Physically‑grounded visual token selection: The concatenated instruction‑plus‑proprioception tokens (the “guidance tokens”) are used to compute a query for every visual patch token. After RMS‑normalization, each visual token attends to the guidance tokens, producing a query matrix Q. A similarity score matrix S between Q and the visual tokens is then perturbed with Gumbel noise and scaled by a temperature α that anneals from a high to a low value during training. A vote‑based discrete selection is performed: each row of the noisy score matrix casts a vote for the visual token with the highest perturbed score; any visual token receiving at least one vote is retained. To keep the operation differentiable, a Straight‑Through Estimator (STE) combines the hard binary mask with the soft selection probabilities derived from the Gumbel‑softmax relaxation.
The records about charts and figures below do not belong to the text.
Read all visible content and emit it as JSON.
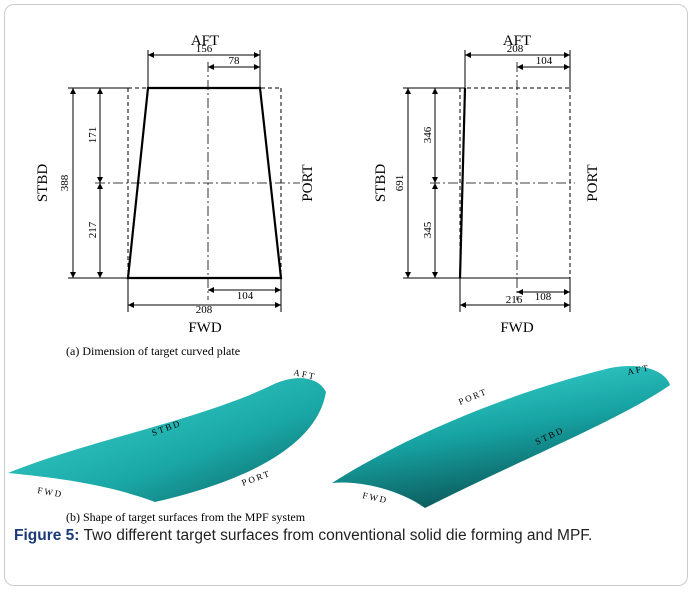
{
  "panels": [
    {
      "top": "AFT",
      "bottom": "FWD",
      "left": "STBD",
      "right": "PORT",
      "top_dims": [
        156,
        78
      ],
      "bottom_dims": [
        104,
        208
      ],
      "left_total": 388,
      "left_parts": [
        171,
        217
      ]
    },
    {
      "top": "AFT",
      "bottom": "FWD",
      "left": "STBD",
      "right": "PORT",
      "top_dims": [
        208,
        104
      ],
      "bottom_dims": [
        108,
        216
      ],
      "left_total": 691,
      "left_parts": [
        346,
        345
      ]
    }
  ],
  "subcaptions": [
    "(a)  Dimension of target curved plate",
    "(b)  Shape of target surfaces from the MPF system"
  ],
  "surfaces": [
    {
      "aft": "AFT",
      "stbd": "STBD",
      "port": "PORT",
      "fwd": "FWD"
    },
    {
      "aft": "AFT",
      "stbd": "STBD",
      "port": "PORT",
      "fwd": "FWD"
    }
  ],
  "caption": {
    "label": "Figure 5:",
    "text": " Two different target surfaces from conventional solid die forming and MPF."
  }
}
The result is a compact set of visual tokens (≈15 % of the original) plus a global context token that preserves coarse scene information.
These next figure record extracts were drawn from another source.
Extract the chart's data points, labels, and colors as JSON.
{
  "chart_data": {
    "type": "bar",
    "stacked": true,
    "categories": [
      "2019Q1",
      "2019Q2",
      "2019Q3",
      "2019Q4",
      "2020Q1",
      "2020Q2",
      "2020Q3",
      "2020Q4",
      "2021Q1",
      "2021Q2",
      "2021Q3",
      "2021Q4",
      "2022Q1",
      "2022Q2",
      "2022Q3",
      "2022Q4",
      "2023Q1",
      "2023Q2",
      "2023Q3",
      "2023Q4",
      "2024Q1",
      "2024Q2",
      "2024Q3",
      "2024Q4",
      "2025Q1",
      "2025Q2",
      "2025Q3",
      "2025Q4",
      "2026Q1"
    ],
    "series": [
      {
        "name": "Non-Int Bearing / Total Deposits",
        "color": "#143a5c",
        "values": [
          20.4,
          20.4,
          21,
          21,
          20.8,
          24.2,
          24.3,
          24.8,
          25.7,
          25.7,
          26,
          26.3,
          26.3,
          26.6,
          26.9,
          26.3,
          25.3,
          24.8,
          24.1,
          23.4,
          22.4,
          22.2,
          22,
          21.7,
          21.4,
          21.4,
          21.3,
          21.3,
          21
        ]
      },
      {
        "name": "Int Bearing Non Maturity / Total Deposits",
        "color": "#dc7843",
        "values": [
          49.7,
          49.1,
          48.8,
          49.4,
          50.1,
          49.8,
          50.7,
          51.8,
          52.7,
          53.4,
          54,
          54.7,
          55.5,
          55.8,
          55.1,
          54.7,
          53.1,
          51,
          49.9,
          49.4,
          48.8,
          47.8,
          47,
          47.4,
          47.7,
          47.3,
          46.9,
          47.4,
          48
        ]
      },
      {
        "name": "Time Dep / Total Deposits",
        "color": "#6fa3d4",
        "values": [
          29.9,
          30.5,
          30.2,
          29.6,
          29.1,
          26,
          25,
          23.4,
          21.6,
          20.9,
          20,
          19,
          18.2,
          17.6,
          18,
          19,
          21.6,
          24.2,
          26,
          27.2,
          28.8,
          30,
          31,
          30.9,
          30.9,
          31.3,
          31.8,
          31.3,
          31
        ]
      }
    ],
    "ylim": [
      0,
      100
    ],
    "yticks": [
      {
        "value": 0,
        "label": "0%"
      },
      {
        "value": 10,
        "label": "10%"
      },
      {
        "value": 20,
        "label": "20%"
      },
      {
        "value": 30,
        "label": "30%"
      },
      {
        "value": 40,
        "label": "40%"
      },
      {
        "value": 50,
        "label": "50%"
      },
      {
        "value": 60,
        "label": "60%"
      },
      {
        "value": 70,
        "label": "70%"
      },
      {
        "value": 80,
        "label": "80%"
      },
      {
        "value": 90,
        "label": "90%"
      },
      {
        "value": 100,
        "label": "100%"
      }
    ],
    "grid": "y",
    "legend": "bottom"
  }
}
Model pipeline: The compact visual token set, the global context token, the proprioceptive tokens, and the language tokens are concatenated and fed into the pretrained VLM. The VLM produces fused conditioning features C, which are then consumed by a diffusion‑based action head (Flow model). The action head receives the time‑step scalar T via global AdaLN‑style modulation and cross‑attends to C. Because proprioception is already embedded in C, no separate conditioning path is required.
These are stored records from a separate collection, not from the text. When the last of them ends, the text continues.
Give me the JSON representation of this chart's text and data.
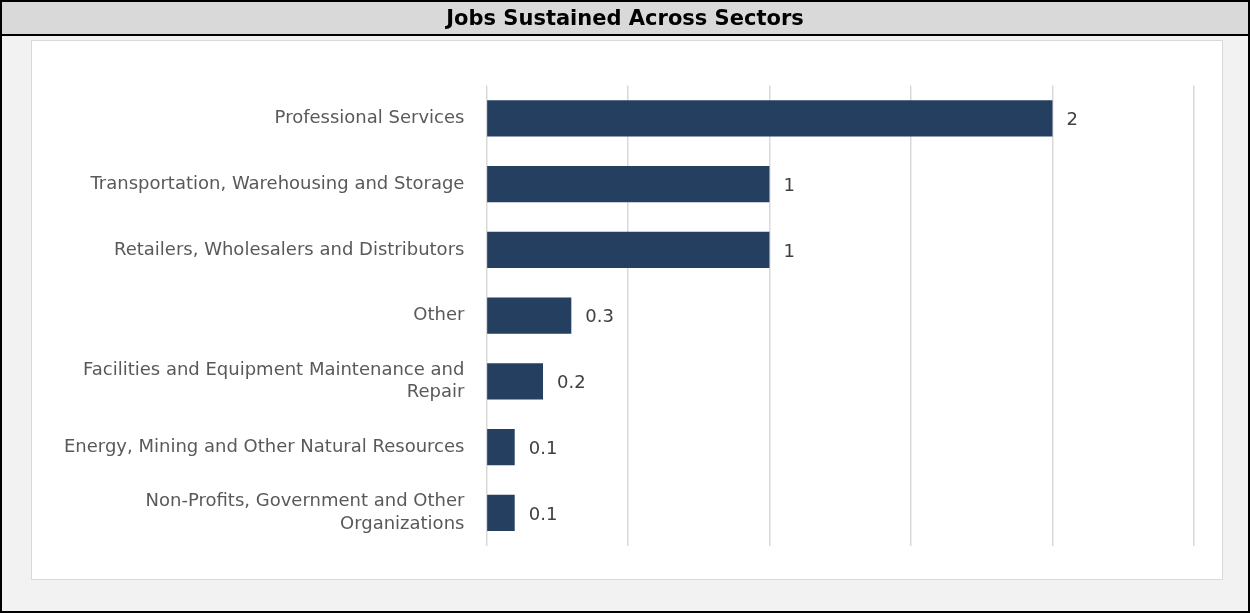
{
  "chart_data": {
    "type": "bar",
    "orientation": "horizontal",
    "title": "Jobs Sustained Across Sectors",
    "categories": [
      "Professional Services",
      "Transportation, Warehousing and Storage",
      "Retailers, Wholesalers and Distributors",
      "Other",
      "Facilities and Equipment Maintenance and Repair",
      "Energy, Mining and Other Natural Resources",
      "Non-Profits, Government and Other Organizations"
    ],
    "values": [
      2,
      1,
      1,
      0.3,
      0.2,
      0.1,
      0.1
    ],
    "color": "#243f60",
    "xlim": [
      0,
      2.5
    ],
    "xticks": [
      {
        "value": 0,
        "label": null
      },
      {
        "value": 0.5,
        "label": null
      },
      {
        "value": 1,
        "label": null
      },
      {
        "value": 1.5,
        "label": null
      },
      {
        "value": 2,
        "label": null
      },
      {
        "value": 2.5,
        "label": null
      }
    ],
    "tick_labels": "y",
    "grid": "x",
    "data_labels": true
  }
}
Training objective: The authors adopt flow‑matching loss: a random diffusion time T is sampled, the target action chunk is noised, and the action head predicts the velocity field that would denoise it. The loss is the L2 distance between the predicted velocity and the true noise‑minus‑action term.
Empirical evaluation: Experiments are conducted on two simulation benchmarks—CALVIN (chain‑of‑tasks language instructions) and LIBERO (various manipulation suites)—as well as on a real‑world robot platform. Key findings include:
- On CALVIN’s ABC→D split, ThinkProprio improves average completed chain length from 4.44 to 4.55 and raises success rate from 96.9 % to 97.3 % despite using only ~15 % of visual tokens.
- Inference latency drops from 52 ms to 22 ms (≈58 % reduction) and VRAM consumption is markedly lower.
- Similar gains are observed on LIBERO, with modest improvements in success rates and comparable latency reductions.
Ablation studies reveal that:
- Text‑tokenization of proprioception outperforms learned linear projections.
- Early fusion (placing proprioceptive tokens at the input) yields the largest performance boost compared to mid‑network or late‑stage insertion.
- Cross‑attention conditioning of the action head is more effective than AdaLN or in‑context concatenation, especially when combined with the token‑selection mechanism.
Real‑world validation demonstrates that the same policy trained in simulation transfers to a physical robot with negligible performance loss, confirming that the compact token set retains sufficient scene information for robust manipulation.
Contributions and impact: ThinkProprio introduces a principled way to make robot state an active participant in visual reasoning, rather than a passive conditioning signal. By converting proprioception into VLM‑compatible text tokens and using it to guide visual token pruning, the method achieves both computational efficiency and state‑aware perception. This work opens a new direction for designing embodied VLA systems where embodiment information shapes perception from the earliest stages, potentially benefiting a wide range of tasks that require tight integration of vision, language, and motor control.